Se penso a Fumo, a Sempre più Vicini ma anche al più recente Quarantine Scenario, siete unici nel costruire opere collettive. Anche la musica, e in generale l'arte, risentono di una società che spinge verso un individualismo performante?
Sottoscrivo. La percezione è questa, fare cose in maniera diversa, rendere una riflessione condivisa e partecipata. Milano è il tempio del performare, guadagnare, essere più, essere nei posti giusti... è "devi devi devi" eppure oggi tutti vogliono scappare; poi ci sono i social che premiano l'investitore con i contatti e pompano l'ego delle persone, è un mondo virtuale con un disperato bisogno di osservazione.

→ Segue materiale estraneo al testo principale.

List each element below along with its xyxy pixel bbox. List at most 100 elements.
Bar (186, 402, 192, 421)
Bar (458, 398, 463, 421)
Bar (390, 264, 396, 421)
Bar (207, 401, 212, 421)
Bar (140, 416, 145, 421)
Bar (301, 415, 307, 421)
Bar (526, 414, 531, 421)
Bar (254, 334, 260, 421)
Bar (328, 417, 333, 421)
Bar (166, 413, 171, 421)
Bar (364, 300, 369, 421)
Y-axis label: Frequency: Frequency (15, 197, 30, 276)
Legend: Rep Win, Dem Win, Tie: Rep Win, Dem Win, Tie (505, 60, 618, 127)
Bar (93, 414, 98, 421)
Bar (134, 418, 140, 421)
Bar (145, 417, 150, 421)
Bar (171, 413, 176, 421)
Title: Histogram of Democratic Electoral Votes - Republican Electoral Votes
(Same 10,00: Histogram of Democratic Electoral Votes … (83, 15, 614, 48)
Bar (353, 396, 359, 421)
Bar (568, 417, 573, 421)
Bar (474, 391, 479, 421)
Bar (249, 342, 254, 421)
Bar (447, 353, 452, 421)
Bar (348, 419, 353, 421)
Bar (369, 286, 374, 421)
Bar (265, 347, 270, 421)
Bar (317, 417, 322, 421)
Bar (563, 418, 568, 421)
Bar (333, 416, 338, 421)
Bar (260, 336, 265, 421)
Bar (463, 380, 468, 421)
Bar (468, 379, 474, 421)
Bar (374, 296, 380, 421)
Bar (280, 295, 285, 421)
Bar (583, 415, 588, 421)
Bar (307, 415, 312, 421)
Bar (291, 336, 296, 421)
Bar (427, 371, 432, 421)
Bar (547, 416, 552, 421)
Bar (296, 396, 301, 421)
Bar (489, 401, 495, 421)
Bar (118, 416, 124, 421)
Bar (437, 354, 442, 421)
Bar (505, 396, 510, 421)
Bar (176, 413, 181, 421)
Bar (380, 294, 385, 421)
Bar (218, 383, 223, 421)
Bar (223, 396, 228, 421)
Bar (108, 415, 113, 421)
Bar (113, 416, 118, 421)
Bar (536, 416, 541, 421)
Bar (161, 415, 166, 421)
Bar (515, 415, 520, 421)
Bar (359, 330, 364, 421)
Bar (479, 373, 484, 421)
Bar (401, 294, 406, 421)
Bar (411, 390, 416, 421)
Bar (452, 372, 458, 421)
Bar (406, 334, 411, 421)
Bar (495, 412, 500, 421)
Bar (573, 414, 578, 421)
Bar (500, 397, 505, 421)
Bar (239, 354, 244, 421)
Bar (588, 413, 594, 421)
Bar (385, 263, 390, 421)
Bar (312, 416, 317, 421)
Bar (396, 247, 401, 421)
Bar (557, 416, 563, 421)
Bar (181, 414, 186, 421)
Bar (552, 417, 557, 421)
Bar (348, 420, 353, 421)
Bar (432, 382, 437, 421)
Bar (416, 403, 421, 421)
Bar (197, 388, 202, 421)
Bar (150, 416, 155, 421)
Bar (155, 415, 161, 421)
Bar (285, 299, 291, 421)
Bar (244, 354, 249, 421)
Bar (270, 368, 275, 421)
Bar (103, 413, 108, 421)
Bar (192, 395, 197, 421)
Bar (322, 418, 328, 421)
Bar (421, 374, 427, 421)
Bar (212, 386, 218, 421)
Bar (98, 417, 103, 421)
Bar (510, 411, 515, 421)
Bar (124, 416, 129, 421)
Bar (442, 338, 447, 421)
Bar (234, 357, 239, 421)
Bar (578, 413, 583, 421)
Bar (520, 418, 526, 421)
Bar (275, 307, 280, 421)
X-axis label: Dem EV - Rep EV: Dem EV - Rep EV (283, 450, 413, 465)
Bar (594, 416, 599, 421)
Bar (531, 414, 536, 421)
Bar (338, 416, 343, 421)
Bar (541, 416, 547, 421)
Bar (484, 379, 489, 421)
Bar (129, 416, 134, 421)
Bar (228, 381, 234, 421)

Usciamo dalle case e viviamo i luoghi.
Come state ragionando sui vostri concerti?
Non avrei voluto fare la prima data a Milano, al MiAmi, ho un po' di ansia. Sarà un live ibrido con tutta la parte nuova e qualcosa di vecchio. Col nostro repertorio potremmo fare concerti di quattro ore ma credo che ne bastino meno della metà. Sai chi bene inizia ha cominciato bene ma non è a metà dell'opera!